De Stefan Brijs, 2005.
Même lorsque l’on me prête des livres sans réellement connaître mes goûts littéraires, il semble que le fantastique et la science-fiction s’invitent malgré tout au menu. Et c’est le cas dans ce roman flamand : la frontière entre métaphysique et science est tenue, l’anticipation, bien que réaliste, est présente. En parlant de frontières, l’on pourrait même dit que c’est un livre tout entier dédié aux frontières : physique, entre la Belgique, les Pays-Bas et l’Allemagne, morale, entre le bien et le mal, religieuse, entre l’acception au 1er degré et la croyance raisonnée, de fond, entre la comédie de mœurs lors Brijs décrit les charmants villageois de la bourgade rurale de Wolfheim, et le récit d’horreur qui se dévoile petit à petit au lecteur et même de forme, les narrateurs s’enchaînant sans qu’aucun d’entre eux ne soit semblable à l’un de ses pairs.
Phénomène d’édition (tiré à 3.000 exemplaires au départ, vendu à plus de 130.000 exemplaires grâce à des critiques dithyrambique et un bon bouche-à-oreille) et pourtant relativement discret, Le Faiseur d’anges est également un petit bijou de construction narrative. Après une première partie descriptive qui tend à multiplier les narrateurs –sans que la voix ne soit donnée au personnage principal, l’inquiétant docteur Victor Hoppe, la seconde partie enchaîne sur des réminiscences croisées entre deux périodes chargées du passé dudit docteur. La troisième partie, qui renoue avec la linéarité du récit, est une véritable escalade vers un final que l’on sent inévitable.
L’histoire est assez simple : le docteur Victor Hoppe, après vingt années d’absence, revient dans son village natal de Wolfheim, accompagné de triplés qu’ils cachent en raison d’une infirmité physique disgracieuse : le bec de lièvre dont il fut lui-même affublé dans son enfance. Les villageois de ce coin tranquille, oublié des cartes et des mémoires, sont en émoi face à ce retour inattendu. Que cache-t-il ? Où est donc la mère de ces triplés ? Ceux-ci, roux, maladifs et repoussants, ne sont-ils pas les envoyés du Diable ? Voilà comment l’on peut résumer les cent premières pages de ce roman étonnant. Mais celles-ci ne laissent en rien présager la suite des évènements qui, au fil des pages, se dessine comme un huis-clos mental d’un désaxé handicapé socialement.

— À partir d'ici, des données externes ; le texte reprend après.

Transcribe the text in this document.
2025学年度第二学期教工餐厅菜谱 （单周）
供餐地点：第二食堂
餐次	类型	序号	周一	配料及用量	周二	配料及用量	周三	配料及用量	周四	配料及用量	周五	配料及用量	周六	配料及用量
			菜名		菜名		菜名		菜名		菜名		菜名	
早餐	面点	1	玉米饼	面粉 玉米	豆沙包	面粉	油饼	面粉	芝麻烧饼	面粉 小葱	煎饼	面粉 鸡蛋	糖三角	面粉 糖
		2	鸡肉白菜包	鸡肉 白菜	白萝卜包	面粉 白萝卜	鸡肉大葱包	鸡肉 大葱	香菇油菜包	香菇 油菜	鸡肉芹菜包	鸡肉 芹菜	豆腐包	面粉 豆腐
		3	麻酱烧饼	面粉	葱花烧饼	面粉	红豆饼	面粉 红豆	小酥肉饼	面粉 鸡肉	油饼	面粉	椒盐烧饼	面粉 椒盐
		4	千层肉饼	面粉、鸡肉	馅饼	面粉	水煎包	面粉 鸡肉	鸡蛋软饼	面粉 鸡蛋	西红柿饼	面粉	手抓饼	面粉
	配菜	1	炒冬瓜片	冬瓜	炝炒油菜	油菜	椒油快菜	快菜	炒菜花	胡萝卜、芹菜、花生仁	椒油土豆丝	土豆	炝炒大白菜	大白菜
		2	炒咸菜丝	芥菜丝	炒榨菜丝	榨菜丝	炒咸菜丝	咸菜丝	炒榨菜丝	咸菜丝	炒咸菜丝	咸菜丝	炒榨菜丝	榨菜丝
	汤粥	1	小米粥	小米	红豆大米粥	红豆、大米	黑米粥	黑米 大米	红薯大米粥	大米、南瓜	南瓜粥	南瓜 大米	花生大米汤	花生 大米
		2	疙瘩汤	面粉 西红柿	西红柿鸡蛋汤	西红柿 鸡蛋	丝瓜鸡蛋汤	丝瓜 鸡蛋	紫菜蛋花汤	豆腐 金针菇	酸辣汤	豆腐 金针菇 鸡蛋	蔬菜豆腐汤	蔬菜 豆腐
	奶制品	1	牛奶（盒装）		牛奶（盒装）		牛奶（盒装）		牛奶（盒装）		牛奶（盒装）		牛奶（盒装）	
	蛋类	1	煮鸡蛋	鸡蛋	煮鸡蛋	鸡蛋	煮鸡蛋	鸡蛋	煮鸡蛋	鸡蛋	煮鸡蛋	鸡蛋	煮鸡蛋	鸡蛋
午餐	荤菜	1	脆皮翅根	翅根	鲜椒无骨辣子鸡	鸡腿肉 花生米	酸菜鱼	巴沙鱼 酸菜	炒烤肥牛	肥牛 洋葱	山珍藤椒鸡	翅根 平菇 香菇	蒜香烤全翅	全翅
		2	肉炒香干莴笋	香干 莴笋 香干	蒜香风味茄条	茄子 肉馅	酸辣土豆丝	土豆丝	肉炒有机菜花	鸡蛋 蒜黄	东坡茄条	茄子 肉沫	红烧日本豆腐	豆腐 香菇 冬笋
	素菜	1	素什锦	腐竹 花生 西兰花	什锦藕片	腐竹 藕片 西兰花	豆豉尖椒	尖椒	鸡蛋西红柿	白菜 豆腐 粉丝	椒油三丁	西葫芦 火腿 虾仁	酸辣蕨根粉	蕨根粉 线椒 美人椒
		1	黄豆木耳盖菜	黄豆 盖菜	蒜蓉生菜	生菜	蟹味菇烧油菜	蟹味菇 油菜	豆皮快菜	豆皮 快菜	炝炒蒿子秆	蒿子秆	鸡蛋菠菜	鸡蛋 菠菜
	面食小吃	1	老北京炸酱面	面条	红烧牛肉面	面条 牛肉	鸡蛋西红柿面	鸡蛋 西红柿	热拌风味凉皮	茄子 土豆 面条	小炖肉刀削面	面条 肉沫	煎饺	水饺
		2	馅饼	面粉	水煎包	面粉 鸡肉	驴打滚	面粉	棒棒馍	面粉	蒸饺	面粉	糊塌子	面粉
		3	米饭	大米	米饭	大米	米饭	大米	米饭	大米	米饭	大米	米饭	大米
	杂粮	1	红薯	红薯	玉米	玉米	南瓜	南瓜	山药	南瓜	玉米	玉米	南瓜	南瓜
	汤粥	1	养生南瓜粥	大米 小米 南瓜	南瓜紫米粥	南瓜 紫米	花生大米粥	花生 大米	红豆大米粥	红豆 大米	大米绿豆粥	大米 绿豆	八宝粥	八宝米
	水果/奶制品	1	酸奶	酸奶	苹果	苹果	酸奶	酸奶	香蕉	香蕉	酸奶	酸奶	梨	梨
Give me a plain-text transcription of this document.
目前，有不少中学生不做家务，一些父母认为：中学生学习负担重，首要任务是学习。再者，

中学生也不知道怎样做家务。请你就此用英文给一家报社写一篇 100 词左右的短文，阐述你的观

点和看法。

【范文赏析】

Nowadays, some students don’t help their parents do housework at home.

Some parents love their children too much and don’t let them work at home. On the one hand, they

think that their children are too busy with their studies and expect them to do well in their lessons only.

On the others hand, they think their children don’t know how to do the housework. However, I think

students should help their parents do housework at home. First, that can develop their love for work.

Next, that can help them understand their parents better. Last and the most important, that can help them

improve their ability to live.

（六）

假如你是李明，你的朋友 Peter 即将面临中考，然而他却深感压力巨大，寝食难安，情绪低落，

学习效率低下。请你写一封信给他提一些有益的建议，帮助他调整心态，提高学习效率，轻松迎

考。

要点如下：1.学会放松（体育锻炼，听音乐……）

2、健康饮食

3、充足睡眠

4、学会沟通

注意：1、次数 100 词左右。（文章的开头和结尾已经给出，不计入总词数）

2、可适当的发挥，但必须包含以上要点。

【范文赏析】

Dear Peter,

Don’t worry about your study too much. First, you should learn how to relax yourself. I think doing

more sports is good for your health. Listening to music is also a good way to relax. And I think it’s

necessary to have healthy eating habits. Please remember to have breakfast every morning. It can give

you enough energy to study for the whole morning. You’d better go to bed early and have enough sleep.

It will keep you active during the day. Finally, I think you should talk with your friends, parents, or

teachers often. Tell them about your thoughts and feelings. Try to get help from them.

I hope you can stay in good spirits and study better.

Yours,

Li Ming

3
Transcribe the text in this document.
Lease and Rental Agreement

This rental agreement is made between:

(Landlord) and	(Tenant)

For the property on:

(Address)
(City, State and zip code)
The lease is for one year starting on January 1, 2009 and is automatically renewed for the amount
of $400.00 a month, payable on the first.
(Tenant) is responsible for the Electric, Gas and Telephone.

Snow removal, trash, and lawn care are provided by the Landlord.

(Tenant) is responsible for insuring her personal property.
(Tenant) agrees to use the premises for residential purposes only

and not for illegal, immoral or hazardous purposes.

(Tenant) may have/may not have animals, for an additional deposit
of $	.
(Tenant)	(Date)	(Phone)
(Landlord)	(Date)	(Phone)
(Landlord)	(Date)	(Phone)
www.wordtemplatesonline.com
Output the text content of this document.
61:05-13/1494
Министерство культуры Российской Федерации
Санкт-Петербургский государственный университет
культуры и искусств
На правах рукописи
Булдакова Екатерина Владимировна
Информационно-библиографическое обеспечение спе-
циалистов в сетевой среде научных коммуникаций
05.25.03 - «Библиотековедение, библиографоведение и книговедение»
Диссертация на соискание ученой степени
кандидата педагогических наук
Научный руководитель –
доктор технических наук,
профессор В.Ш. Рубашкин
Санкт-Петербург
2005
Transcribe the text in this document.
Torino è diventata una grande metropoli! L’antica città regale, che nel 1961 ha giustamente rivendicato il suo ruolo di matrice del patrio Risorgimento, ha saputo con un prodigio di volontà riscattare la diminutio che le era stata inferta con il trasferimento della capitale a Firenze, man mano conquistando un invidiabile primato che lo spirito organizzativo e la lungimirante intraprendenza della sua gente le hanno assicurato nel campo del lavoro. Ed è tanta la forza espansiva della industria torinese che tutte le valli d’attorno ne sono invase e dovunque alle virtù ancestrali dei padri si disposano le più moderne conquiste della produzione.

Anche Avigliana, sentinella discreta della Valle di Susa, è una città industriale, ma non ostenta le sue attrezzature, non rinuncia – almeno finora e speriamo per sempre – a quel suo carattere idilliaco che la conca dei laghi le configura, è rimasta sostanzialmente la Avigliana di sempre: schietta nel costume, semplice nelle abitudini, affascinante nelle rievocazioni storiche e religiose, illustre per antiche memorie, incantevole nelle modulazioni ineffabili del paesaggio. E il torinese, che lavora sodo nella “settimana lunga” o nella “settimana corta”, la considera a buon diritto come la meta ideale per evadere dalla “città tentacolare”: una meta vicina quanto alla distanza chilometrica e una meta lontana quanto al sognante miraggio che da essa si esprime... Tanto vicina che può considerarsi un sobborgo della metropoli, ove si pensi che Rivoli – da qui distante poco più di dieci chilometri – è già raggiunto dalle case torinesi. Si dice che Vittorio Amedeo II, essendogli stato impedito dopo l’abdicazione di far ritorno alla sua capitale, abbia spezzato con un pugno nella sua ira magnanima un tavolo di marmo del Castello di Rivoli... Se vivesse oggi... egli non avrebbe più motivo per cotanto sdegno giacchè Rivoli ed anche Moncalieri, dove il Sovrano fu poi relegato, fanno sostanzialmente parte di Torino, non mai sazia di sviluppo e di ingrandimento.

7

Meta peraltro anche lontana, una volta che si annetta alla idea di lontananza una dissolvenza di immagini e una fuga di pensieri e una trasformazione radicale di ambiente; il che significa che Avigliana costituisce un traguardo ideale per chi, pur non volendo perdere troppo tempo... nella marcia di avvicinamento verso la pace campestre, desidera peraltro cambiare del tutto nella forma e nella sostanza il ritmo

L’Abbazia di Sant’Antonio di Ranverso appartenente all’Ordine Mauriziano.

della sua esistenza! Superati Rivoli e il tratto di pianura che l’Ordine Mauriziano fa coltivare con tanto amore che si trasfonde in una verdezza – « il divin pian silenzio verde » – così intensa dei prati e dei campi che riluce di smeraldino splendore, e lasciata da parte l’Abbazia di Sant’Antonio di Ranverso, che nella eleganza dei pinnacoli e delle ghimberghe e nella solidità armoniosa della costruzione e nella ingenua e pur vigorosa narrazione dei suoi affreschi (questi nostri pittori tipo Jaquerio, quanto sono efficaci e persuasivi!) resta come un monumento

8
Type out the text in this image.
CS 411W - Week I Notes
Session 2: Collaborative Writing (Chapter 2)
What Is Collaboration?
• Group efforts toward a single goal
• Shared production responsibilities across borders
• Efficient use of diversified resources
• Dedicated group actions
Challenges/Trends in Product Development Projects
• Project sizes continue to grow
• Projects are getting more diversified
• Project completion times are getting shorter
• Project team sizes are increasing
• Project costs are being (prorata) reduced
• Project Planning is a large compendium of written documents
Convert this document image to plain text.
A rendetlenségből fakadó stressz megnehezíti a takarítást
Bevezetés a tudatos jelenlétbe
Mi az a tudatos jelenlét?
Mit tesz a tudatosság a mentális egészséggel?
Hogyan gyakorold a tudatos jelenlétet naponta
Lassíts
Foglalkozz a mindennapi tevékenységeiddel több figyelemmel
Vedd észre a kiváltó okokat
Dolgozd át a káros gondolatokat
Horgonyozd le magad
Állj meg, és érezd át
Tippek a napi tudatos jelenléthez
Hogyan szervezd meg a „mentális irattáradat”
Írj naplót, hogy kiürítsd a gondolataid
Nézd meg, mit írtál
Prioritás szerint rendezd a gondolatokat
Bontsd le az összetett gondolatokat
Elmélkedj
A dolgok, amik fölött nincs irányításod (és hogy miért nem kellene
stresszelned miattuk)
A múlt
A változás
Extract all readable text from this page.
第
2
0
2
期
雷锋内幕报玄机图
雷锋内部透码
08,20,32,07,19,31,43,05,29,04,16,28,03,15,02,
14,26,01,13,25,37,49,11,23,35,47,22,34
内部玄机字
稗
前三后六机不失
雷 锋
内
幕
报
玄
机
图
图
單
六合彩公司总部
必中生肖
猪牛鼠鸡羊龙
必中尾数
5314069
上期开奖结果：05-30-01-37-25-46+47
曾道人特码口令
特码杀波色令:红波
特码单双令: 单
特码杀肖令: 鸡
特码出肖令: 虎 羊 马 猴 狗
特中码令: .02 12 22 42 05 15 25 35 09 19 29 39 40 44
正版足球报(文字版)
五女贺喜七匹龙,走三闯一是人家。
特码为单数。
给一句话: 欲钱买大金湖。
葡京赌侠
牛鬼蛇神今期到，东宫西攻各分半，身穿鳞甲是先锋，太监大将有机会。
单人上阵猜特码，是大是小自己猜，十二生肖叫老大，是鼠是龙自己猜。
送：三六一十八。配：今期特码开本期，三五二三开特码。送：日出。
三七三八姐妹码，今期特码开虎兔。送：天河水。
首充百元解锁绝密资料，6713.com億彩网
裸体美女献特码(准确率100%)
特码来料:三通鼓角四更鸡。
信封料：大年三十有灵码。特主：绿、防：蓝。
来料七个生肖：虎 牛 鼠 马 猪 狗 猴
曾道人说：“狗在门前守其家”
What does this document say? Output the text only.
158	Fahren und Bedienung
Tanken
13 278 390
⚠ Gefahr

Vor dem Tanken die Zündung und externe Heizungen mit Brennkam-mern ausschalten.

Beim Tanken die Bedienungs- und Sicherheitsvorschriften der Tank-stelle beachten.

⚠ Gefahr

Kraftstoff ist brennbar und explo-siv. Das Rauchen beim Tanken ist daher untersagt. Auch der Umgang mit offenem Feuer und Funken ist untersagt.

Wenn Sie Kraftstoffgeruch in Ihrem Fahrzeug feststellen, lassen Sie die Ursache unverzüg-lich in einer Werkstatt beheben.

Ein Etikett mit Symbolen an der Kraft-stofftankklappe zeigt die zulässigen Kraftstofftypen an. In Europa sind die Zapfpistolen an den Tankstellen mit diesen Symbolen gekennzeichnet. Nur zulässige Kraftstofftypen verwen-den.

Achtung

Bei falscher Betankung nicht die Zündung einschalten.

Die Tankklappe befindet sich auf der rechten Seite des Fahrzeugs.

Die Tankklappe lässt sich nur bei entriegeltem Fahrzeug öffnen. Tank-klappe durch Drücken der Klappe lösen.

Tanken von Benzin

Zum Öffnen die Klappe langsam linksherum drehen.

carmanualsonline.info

Les Éditions Héloïse d’Ormesson (la fille de) ont été bien inspirées en proposant une traduction âpre du texte de Brijs (mon niveau de flamand ne me permet malheureusement pas de me lancer dans une lecture VO dans la langue de Vondel) : on s’englue au fil de l’intrigue dans un piège qui se referme doucement mais sûrement sur l’esprit du docteur Hoppe, laissant les personnages secondaires disparaître l’un après l’autre sans autre forme de procès ou de sentiment exprimé. Car c’est ce qui caractérise en premier lieu le docteur Hoppe : il est, littéralement, sociopathe. A-sentimental. Et lorsque l’on conjugue ceci avec le fait qu’il souhaite être l’égal de Dieu (d’où le titre) en tant que Créateur, on comprendra aisément que l’intrigue navigue volontiers sur les thématiques du clonage, de l’eugénisme et de la Foi.
Roman surprise –un livre que l’on vous prête vous fait toujours cet effet-là, car on ne peut qu’exprimer de la curiosité quant au pourquoi l’autre vous a prêté justement ce livre-là– à plus d’un titre, je ne peux que vous conseiller d’y jeter un œil. Qu’il s’agisse d’un polar d’anticipation ou d’une réflexion philosophico-macabre sur le créationnisme, l’étiquette importe peu : c’est un bon bouquin, prenant, intelligent et intelligible. Ceux et celles qui ne sont pas encore convaincus peuvent découvrir le premier chapitre en lecture libre sur le site de l’éditeur francophone.